Proof of Burn proves sacrifice. A participant sends an existing token to an address that cannot be spent from, permanently removing that value from circulation. The burn can then be used as evidence for issuing a new token or assigning protocol rights.

Unlike Proof of Work or Proof of Stake, Proof of Burn is often a bootstrapping mechanism rather than a full ongoing consensus system. It shows who paid a cost to join the new network or receive the new asset.

How Counterparty used it

Counterparty's XCP supply was created through a proof-of-burn period in early 2014. Participants sent BTC to an unspendable Bitcoin address, and the burn created corresponding XCP according to the rules of the launch.

The appeal was transparent distribution without the project team directly collecting the burned BTC. The tradeoff was irreversible: once BTC was burned, it was gone whether or not the new token later gained demand.
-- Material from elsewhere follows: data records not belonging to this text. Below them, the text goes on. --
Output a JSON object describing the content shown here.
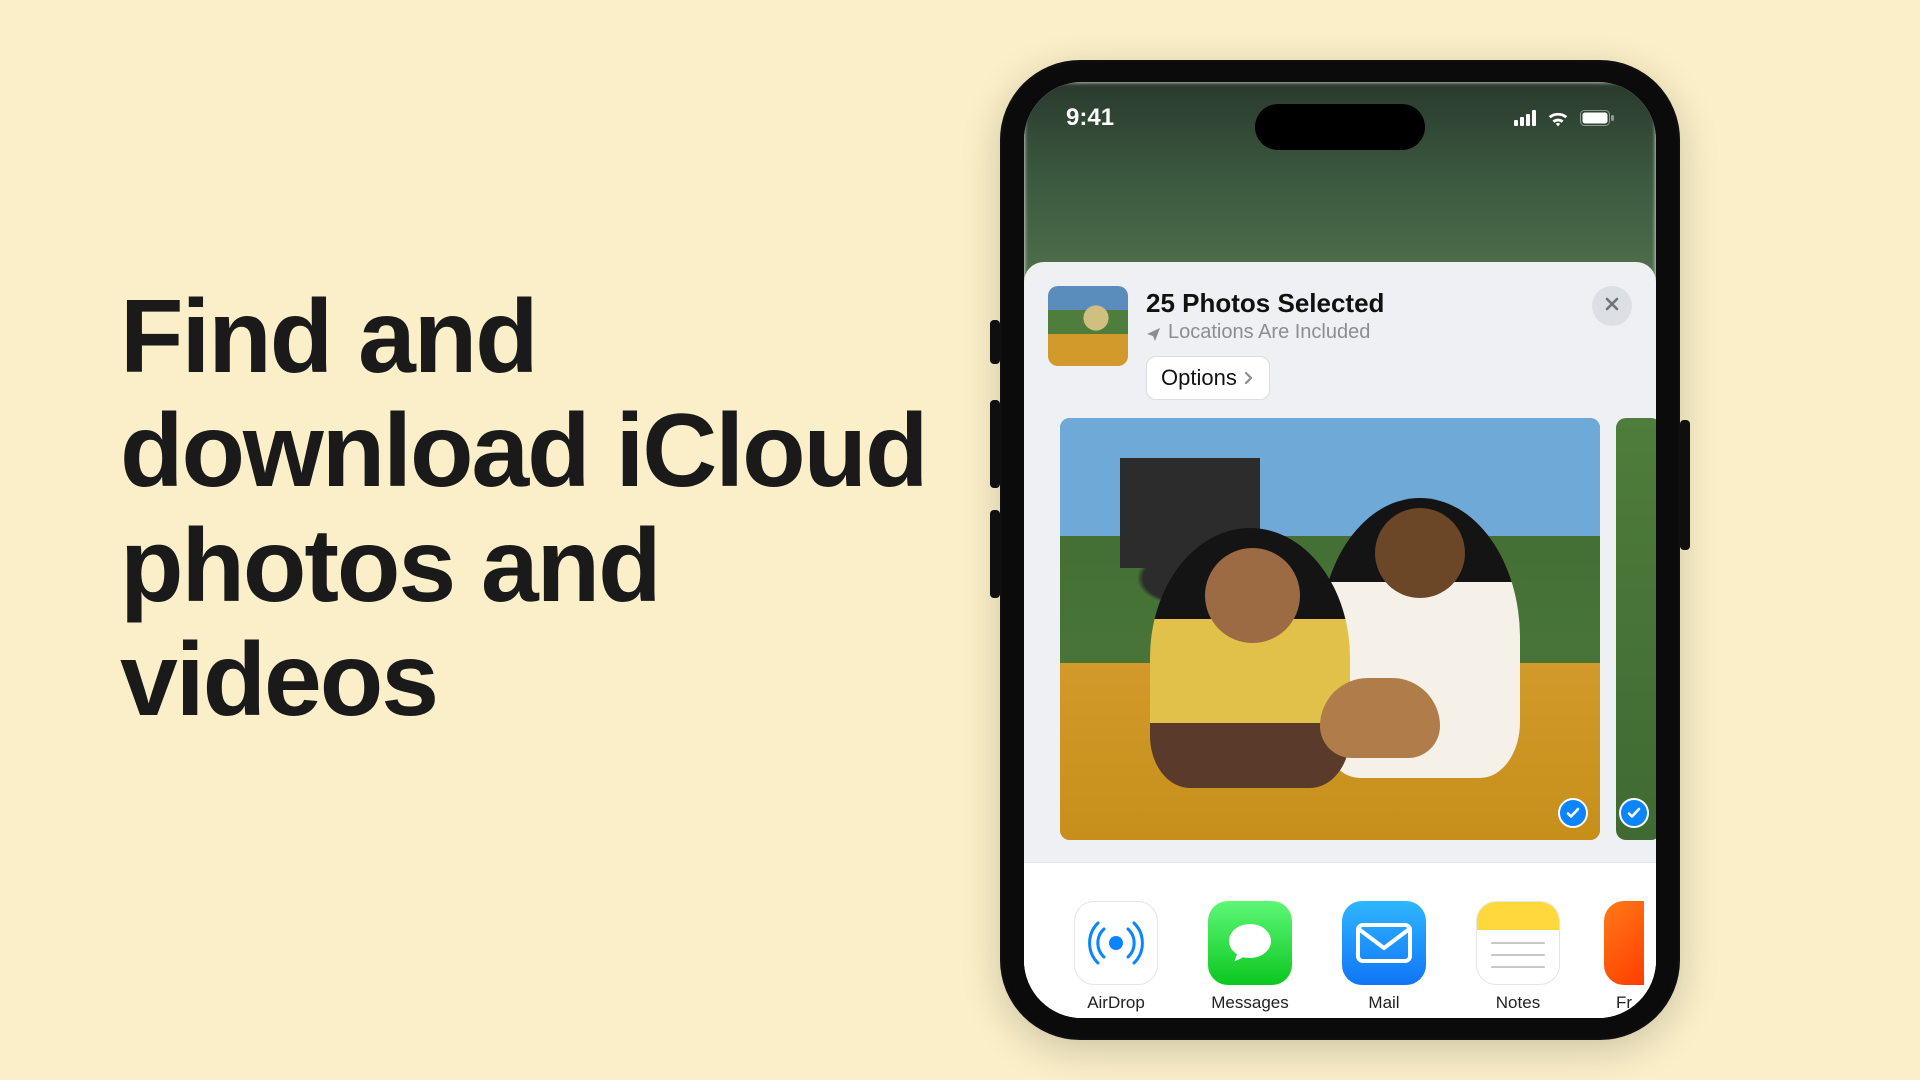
{
  "headline": "Find and download iCloud photos and videos",
  "statusBar": {
    "time": "9:41"
  },
  "shareSheet": {
    "title": "25 Photos Selected",
    "subtitle": "Locations Are Included",
    "optionsLabel": "Options"
  },
  "apps": [
    {
      "label": "AirDrop"
    },
    {
      "label": "Messages"
    },
    {
      "label": "Mail"
    },
    {
      "label": "Notes"
    },
    {
      "label": "Fr"
    }
  ]
}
Chains that use Proof of Burn

Counterparty is the clearest Proof of Burn example. Burn mechanics also appear in token launches, fee-burning systems, upgrade migrations, and supply-reduction designs, though not every burn should be called proof-of-burn consensus.

For SEO and research, readers should separate Proof of Burn launches from routine token burns. A fee burn may reduce supply, but a proof-of-burn launch uses destruction as a participation or issuance proof.
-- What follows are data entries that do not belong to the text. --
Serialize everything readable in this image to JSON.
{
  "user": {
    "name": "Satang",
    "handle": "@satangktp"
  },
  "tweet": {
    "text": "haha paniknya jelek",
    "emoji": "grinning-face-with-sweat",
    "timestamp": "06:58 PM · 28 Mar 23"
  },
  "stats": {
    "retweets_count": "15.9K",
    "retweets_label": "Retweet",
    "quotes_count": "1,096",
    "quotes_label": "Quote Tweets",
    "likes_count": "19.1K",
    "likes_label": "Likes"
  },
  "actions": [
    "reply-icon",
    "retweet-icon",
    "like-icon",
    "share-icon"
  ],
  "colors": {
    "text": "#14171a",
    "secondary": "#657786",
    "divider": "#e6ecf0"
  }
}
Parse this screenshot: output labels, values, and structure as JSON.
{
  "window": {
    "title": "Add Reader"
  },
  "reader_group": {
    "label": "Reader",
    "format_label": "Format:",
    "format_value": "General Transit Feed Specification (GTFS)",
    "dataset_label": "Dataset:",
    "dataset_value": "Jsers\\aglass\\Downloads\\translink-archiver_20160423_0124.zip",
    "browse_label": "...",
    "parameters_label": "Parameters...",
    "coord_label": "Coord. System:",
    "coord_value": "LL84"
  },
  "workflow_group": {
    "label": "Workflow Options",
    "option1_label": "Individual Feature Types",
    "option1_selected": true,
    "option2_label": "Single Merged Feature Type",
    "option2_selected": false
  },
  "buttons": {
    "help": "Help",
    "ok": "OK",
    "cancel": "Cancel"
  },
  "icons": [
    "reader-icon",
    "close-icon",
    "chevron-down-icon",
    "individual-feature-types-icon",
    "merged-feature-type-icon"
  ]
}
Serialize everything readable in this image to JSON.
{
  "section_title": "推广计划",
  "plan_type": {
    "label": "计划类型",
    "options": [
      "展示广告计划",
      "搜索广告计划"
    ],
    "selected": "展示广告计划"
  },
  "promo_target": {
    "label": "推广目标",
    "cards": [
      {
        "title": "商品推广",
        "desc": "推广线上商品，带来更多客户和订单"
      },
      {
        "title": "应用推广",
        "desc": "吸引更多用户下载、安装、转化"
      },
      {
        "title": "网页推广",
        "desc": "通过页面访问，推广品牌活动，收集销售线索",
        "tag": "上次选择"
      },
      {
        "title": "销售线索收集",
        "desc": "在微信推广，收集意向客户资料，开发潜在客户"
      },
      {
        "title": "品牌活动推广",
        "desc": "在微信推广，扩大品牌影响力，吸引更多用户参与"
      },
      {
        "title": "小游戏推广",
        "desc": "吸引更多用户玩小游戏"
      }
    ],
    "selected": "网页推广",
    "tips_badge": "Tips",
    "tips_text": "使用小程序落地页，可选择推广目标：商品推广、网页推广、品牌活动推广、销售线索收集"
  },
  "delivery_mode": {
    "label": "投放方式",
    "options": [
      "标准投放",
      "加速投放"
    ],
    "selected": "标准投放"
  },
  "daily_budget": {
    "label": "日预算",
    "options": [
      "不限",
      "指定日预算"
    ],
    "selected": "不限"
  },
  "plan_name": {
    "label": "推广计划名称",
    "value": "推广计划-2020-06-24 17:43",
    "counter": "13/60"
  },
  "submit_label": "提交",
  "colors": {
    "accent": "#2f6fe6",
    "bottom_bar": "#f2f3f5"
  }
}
Tradeoffs readers should know

Burns can show commitment, but commitment is not the same as utility. A burned token does not prove that the new asset has users, revenue, security, liquidity, or responsible governance.

A good Proof of Burn review checks the original asset burned, the burn address, issuance ratio, fairness window, insider access, resulting supply, and whether the new protocol has a reason to exist.